我可以肯定的說,那位舉手發言的同學,百分之百沒有看到她所說的東西,她那般說,隻不過是順從老師罷了,用通俗的話來說便是拍馬屁,不得不說她成功了,而我卻因爲這件事慢慢的有了些感悟。
往後的日子裏,我試着在每一位任課老師的課上發表自己的看法,可結果卻換來了懲罰,唯獨那些随從老師觀點的人,不是當了班長就是當了學習委員,這樣的學習,我不要也罷。
如果要說人心的虛僞與阿谀奉承是從哪裏學會的,我想毫無疑問這些老師便是罪魁禍首,是他們教會了學生學會去奉承,用虛僞的看法來符合老師。
我想古人對師者的理解與稱呼遠遠超過現代人,古人對師者的稱呼爲‘師尊’,而老師一詞最初指年老資深的學者,直到近代才被學生用來稱呼學校裏的教書匠,至于他們能不能擔起這個名稱,我想他們自己心裏也應該清楚。
那些我曾經的同學,老師說的就真的全部都是對的嗎?你們當初昧着良心符合老師,就真的不覺得自己可悲嗎?
老師隻是我們靈魂的導師,隻是替我們指引一條道路,或者是方向的人,卻不是我們的标準,而我們,要有自己的思想,有自已的目标,取過去之精華,去其糟粕……努力進取與思索,方成大道。孔子師從老子而證儒,韓非師從荀子而言法,恰似此理!!!
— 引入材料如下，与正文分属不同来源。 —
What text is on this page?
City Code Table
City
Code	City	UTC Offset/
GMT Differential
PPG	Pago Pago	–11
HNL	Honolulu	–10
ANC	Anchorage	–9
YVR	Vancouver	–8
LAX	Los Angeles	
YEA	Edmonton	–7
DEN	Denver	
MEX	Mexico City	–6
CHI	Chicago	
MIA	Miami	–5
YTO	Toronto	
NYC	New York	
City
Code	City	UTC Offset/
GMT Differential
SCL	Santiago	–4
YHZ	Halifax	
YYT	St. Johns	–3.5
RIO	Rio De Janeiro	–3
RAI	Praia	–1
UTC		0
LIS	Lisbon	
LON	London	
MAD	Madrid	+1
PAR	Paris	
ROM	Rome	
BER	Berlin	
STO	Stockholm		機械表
言歸正傳:十四歲的我曠課遲到早退什麽的對我來說是家常便飯,如果不是家裏給我的壓力大,恐怕我連學校都不會去,因爲這個年齡的我已經很排斥這些爲人師表的學校老師了。
今天第一節課是數學課,任課的是一位三十多歲的男人,姓曹,人瘦瘦的,鞋拔子臉上架着一副黑框眼鏡,給人一副陰險的感覺。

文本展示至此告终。